Napa Truffle Festival, (Napa, Jan. 12-15). Mouth-melting. Decadent. Natural. Beautiful. There are many words to describe truffles, and the truffles in Napa are among the world’s finest. This four-day festival teaches you everything you need to know about truffles, with some of the best food artisans in the area preparing incredible dishes. (And while you’re there, check out Robert Mondavi’s work—he’s an inspiration for older adults).
Bringing the Noise for Martin Luther King Jr., (San Francisco, Jan. 15). A moving, rousing, energetic, and lively tribute to one of the great heroes in American History, this event combines songs and speeches that will have your heart soaring and your feet stomping.
Chinese Flower Fair, (San Francisco, Feb. 10-11). It’s the Year of the Dog, and before the parade, the Flower Market has a fair selling beautiful flowers, oranges, tangerines, and more. Take part in one of the cultures that makes San Francisco the diverse, vibrant city it is.
Mardi Gras, San Francisco Style, (San Francisco, end of February, date undetermined). You know what else makes this area? Blues. And Mardi Gras San Francisco on Fillmore is one of the largest blues gatherings of the year. Wild costumes, outrageous spirits, and a pervasive thrum of fun, don’t miss the beginning of Lent, as only San Francisco can do it.
Robert Rauschenberg Exhibition, (San Francisco Museum of Modern Art, now through March 25) One of the more unusual and distinctive artists of the century, Rauschenberg toyed with form and material, creating an amalgamation of our pop culture suffused with the waste it leaves behind. This retrospective, encompassing more than 150 of his works, demonstrates how he “redefined what art could be for the generations of artists who followed.”
See the Sea Lions (all winter). You can see a handful of sea lions year round, but winter is when they really swarm, reminding us that for all the enormity of the city and the triumph of our creations, we’re still just an ocean area, buffeted by waves and rules by the timelessness of the sea.
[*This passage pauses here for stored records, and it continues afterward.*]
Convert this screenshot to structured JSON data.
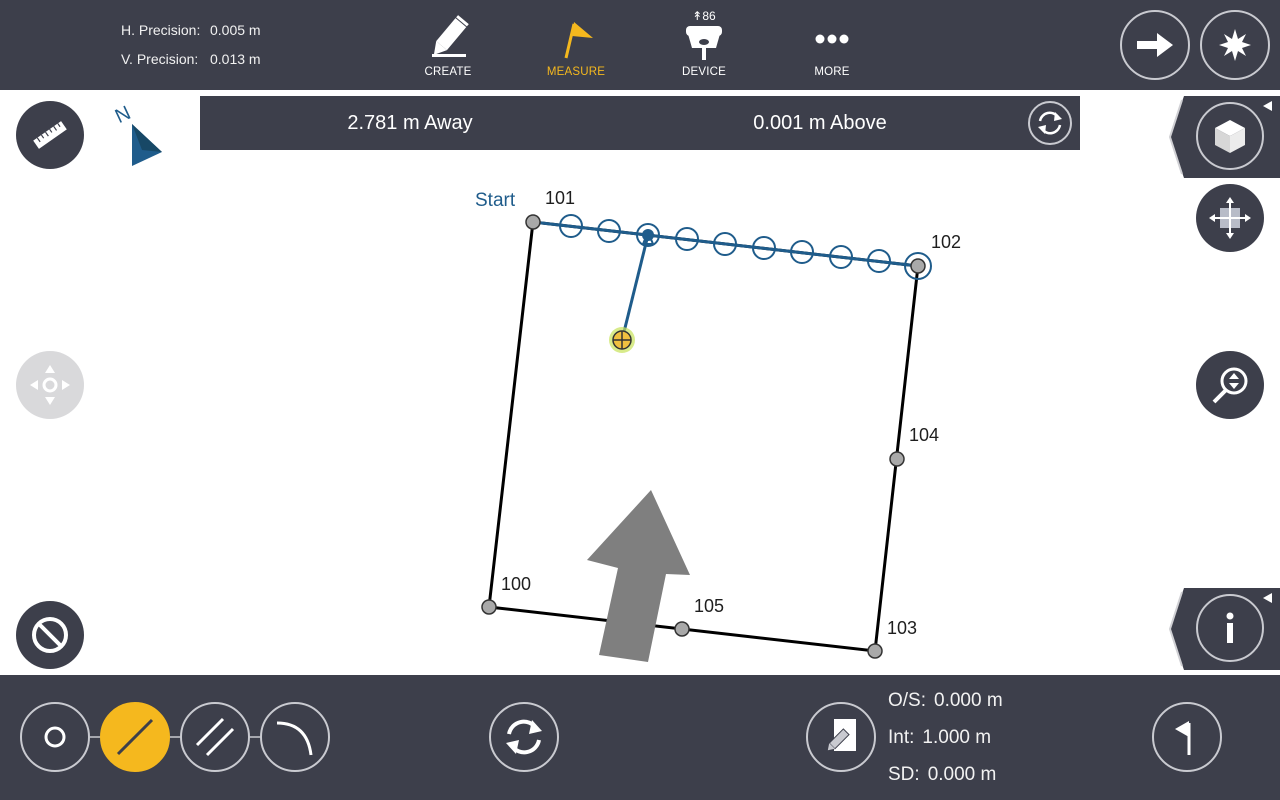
{
  "precision": {
    "h_label": "H. Precision:",
    "h_value": "0.005 m",
    "v_label": "V. Precision:",
    "v_value": "0.013 m"
  },
  "tabs": {
    "create": "CREATE",
    "measure": "MEASURE",
    "device": "DEVICE",
    "device_count": "86",
    "more": "MORE"
  },
  "icons": {
    "next": "arrow-right-icon",
    "star": "starburst-icon",
    "measure_tool": "ruler-icon",
    "north": "north-arrow-icon",
    "pan": "pan-icon",
    "cancel": "cancel-icon",
    "view3d": "cube-icon",
    "move": "move-icon",
    "zoom": "zoom-icon",
    "info": "info-icon"
  },
  "navigation": {
    "away": "2.781 m Away",
    "above": "0.001 m Above"
  },
  "map": {
    "north": "N",
    "start": "Start",
    "points": [
      "100",
      "101",
      "102",
      "103",
      "104",
      "105"
    ]
  },
  "stakeout": {
    "os_label": "O/S:",
    "os_value": "0.000 m",
    "int_label": "Int:",
    "int_value": "1.000 m",
    "sd_label": "SD:",
    "sd_value": "0.000 m"
  },
  "colors": {
    "bar": "#3d3f4b",
    "accent": "#f5b81e",
    "line_blue": "#1f5c8b"
  }
}
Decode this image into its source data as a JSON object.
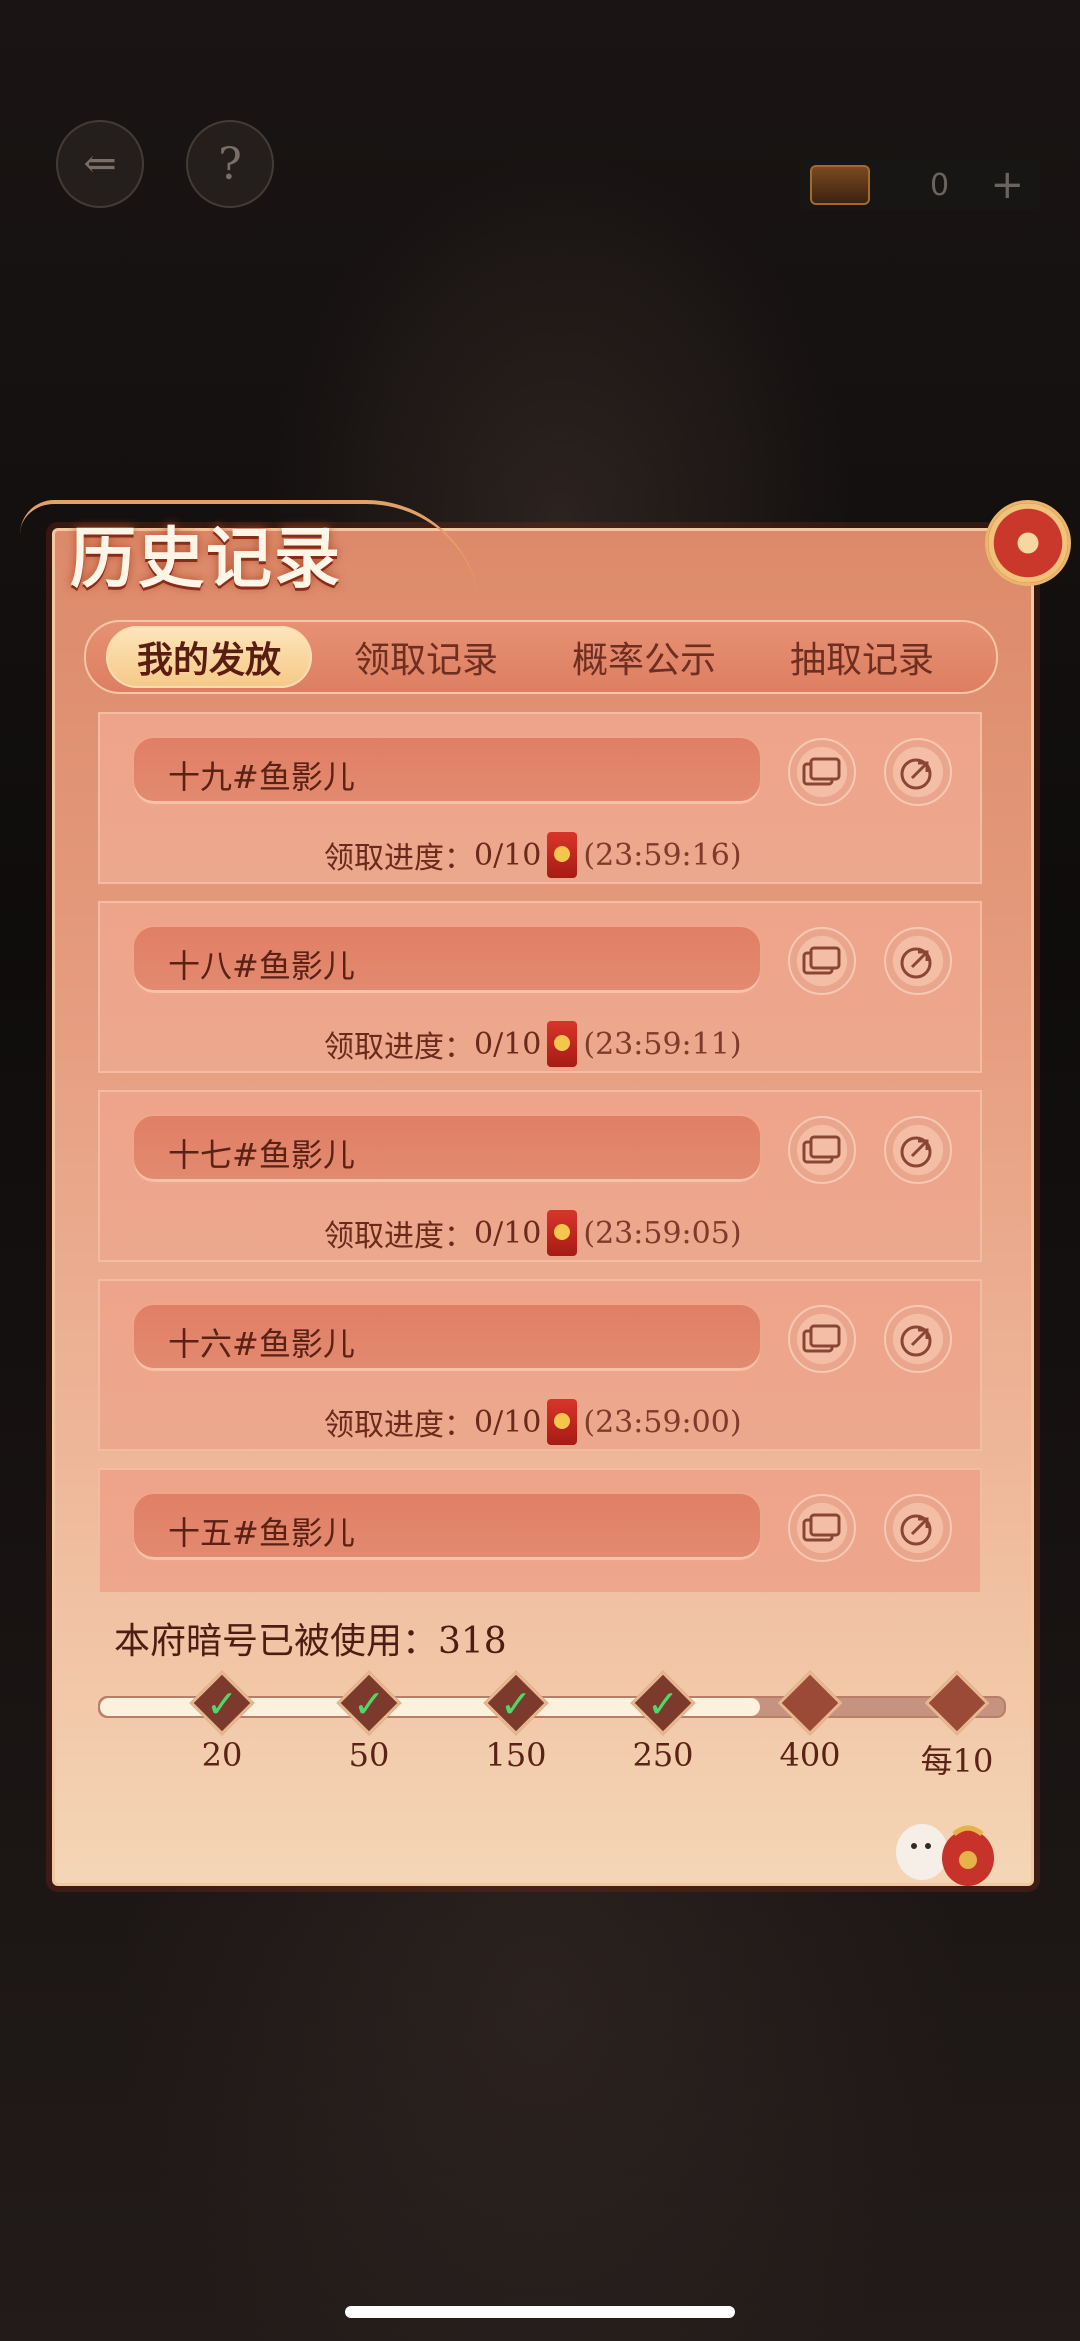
{
  "header": {
    "back_icon": "back-arrow-icon",
    "help_label": "?",
    "coin_value": "0",
    "add_label": "+"
  },
  "panel": {
    "title": "历史记录",
    "tabs": [
      "我的发放",
      "领取记录",
      "概率公示",
      "抽取记录"
    ],
    "active_tab": 0
  },
  "records": [
    {
      "name": "十九#鱼影儿",
      "progress_label": "领取进度：",
      "progress": "0/10",
      "timer": "(23:59:16)"
    },
    {
      "name": "十八#鱼影儿",
      "progress_label": "领取进度：",
      "progress": "0/10",
      "timer": "(23:59:11)"
    },
    {
      "name": "十七#鱼影儿",
      "progress_label": "领取进度：",
      "progress": "0/10",
      "timer": "(23:59:05)"
    },
    {
      "name": "十六#鱼影儿",
      "progress_label": "领取进度：",
      "progress": "0/10",
      "timer": "(23:59:00)"
    },
    {
      "name": "十五#鱼影儿",
      "progress_label": "",
      "progress": "",
      "timer": ""
    }
  ],
  "usage": {
    "label": "本府暗号已被使用：318",
    "progress_fraction": 0.73,
    "milestones": [
      {
        "label": "20",
        "done": true
      },
      {
        "label": "50",
        "done": true
      },
      {
        "label": "150",
        "done": true
      },
      {
        "label": "250",
        "done": true
      },
      {
        "label": "400",
        "done": false
      },
      {
        "label": "每10",
        "done": false
      }
    ]
  },
  "colors": {
    "accent": "#dc8a6a",
    "text_dark": "#5b2114",
    "check": "#4fd86a"
  }
}
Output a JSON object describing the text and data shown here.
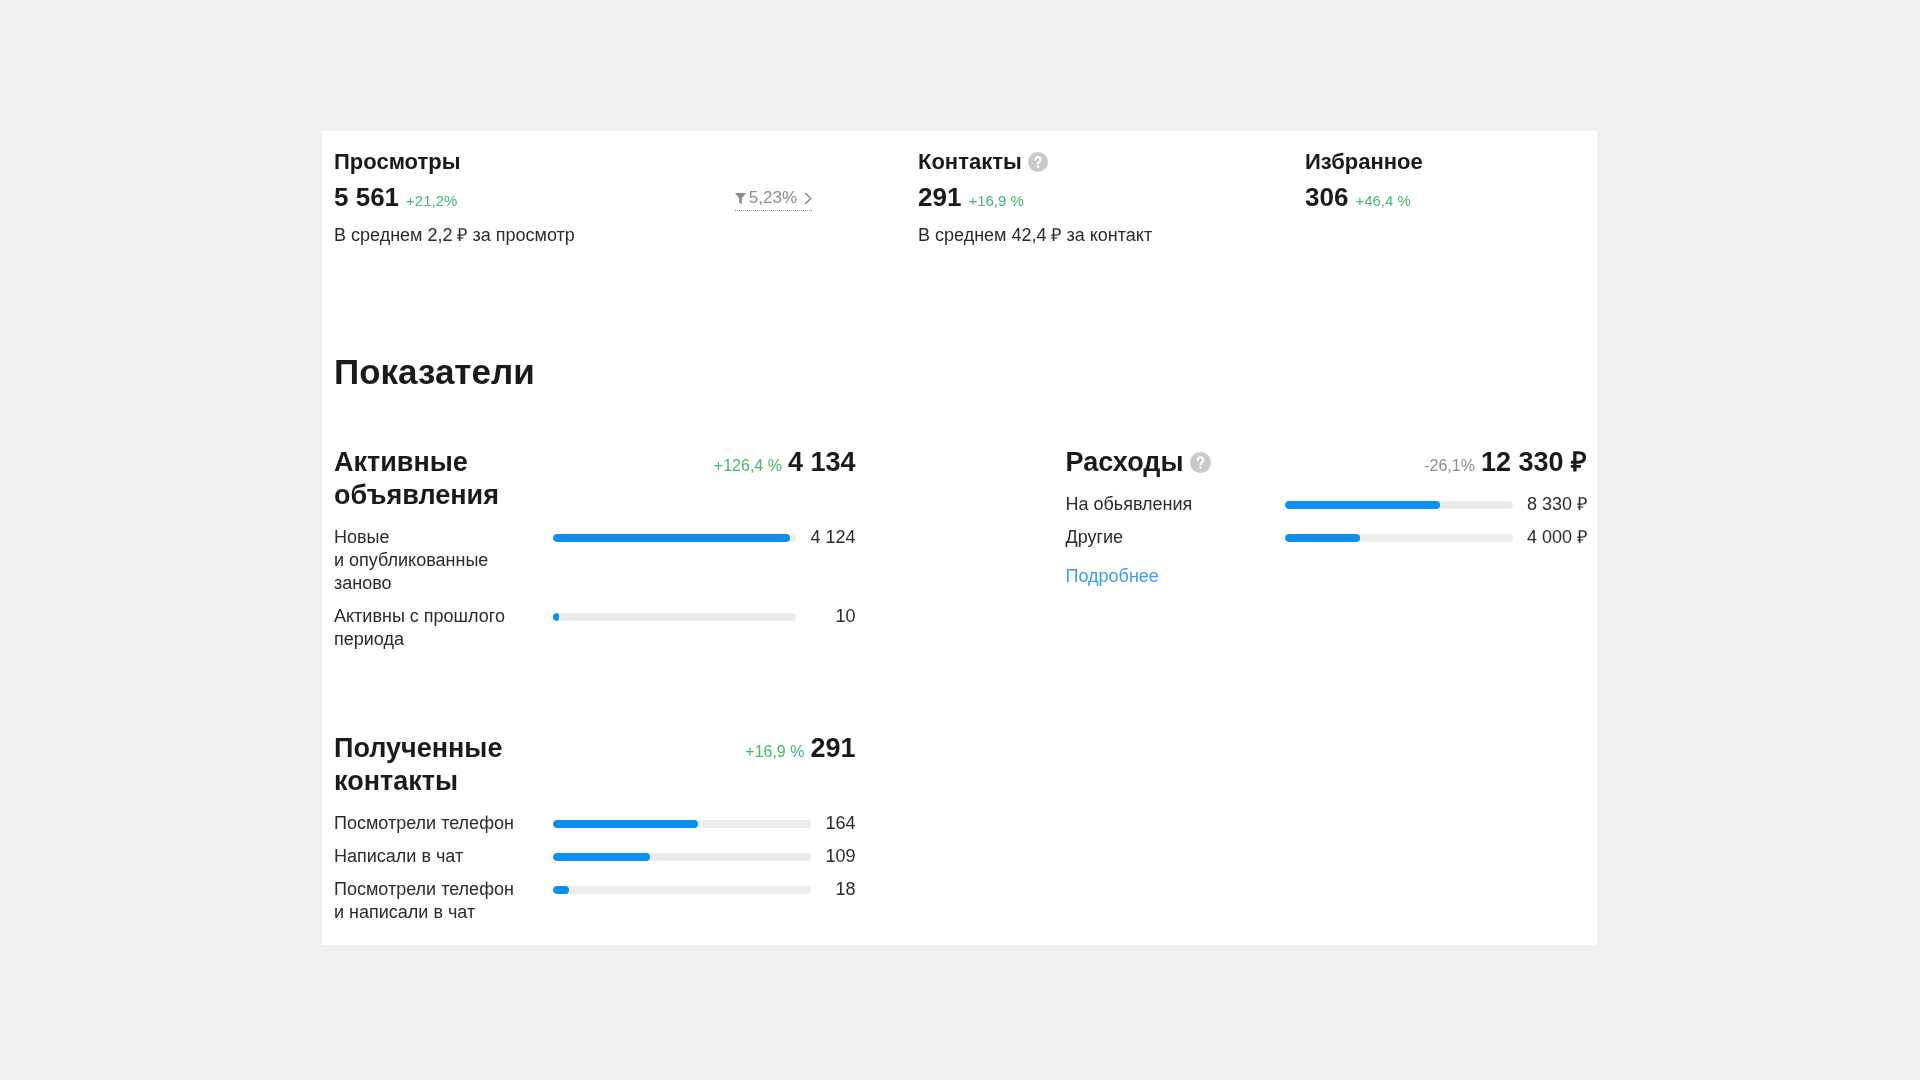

The lions come by Pier 39 in the winter, basking and prancing, and seeing their endless cycles play out again is a beautiful way to spend a winter’s day.
Enjoying the Winter Season
Aging doesn’t mean closing off avenues of excitement and adventure. It can mean opening up new ones. It can mean trying things you never have before. It can mean revisiting old haunts, and seeing them with new eyes, with the weight of experience, with the glimmer of age.
That can be a beautiful thing. You can remember the zoo lights from years past or see how the seals still have the same barking laugh you remember gleefully interrupting your first date. There is permanence and change in a city, much like the rolling tide of the seasons, much like the patterns of a life.
So check out winter activities for older adults in the Bay Area. Remember that, in our area, every season is a chance for growth.